Medically relevant Occupational Therapy (OT) provided at an MTU is therapy provided for the main purpose of improving self-help skills or Activities of Daily Living (ADL). OT uses many ways to improve the dysfunction that causes impairment in ADLs, such as playing with play dough to increase finger strength to allow a child to be able to manage pants snaps.

Medically relevant Physical Therapy (PT) provided at an MTU is therapy provided for the main purpose of improving mobility and ambulation. PT may provide exercises on a large ball to increase trunk control and overall strength to allow a child to walk either unassisted or with crutches.
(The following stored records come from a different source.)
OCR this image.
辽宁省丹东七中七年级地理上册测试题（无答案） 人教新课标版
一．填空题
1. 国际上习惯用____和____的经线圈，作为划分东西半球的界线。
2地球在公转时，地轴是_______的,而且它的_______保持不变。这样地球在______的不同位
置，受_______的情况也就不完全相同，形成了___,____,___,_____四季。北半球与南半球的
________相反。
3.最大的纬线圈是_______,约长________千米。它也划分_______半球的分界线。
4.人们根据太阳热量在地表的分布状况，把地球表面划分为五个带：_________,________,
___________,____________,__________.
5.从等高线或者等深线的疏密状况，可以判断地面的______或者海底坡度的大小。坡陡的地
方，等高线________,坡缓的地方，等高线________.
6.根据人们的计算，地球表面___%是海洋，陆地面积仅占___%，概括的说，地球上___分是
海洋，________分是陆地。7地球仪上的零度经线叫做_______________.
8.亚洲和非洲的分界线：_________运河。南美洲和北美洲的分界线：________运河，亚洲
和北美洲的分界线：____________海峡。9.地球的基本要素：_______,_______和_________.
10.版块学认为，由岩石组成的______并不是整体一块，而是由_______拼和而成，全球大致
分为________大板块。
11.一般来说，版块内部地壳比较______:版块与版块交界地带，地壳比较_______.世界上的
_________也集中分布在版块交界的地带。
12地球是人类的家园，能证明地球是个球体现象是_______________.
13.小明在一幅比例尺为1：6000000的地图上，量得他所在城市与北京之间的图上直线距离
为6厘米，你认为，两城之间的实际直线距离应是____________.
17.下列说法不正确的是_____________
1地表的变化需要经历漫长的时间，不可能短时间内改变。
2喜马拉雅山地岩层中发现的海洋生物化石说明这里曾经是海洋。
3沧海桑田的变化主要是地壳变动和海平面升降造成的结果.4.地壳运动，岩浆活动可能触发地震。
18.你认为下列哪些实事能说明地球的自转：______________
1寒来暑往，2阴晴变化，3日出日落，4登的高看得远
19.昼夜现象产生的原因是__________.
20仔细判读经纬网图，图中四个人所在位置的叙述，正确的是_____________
School based therapy is designed to enhance a student’s ability to fully access and be successful in the learning environment. In OT, this could include working on handwriting or fine motor skills so that the student can complete written assignments, help the child organize himself in the environment, work with the teacher to modify the classroom and/or adapt learning materials to facilitate successful participation. School based PT might address gait training with a walker in empty and crowded hallways, motor planning and motor control activities for timely exchange of books and class supplies from the locker, as well as collaboration with the physical education teacher to improve strength and balance for safe movement through the cafeteria lunch line.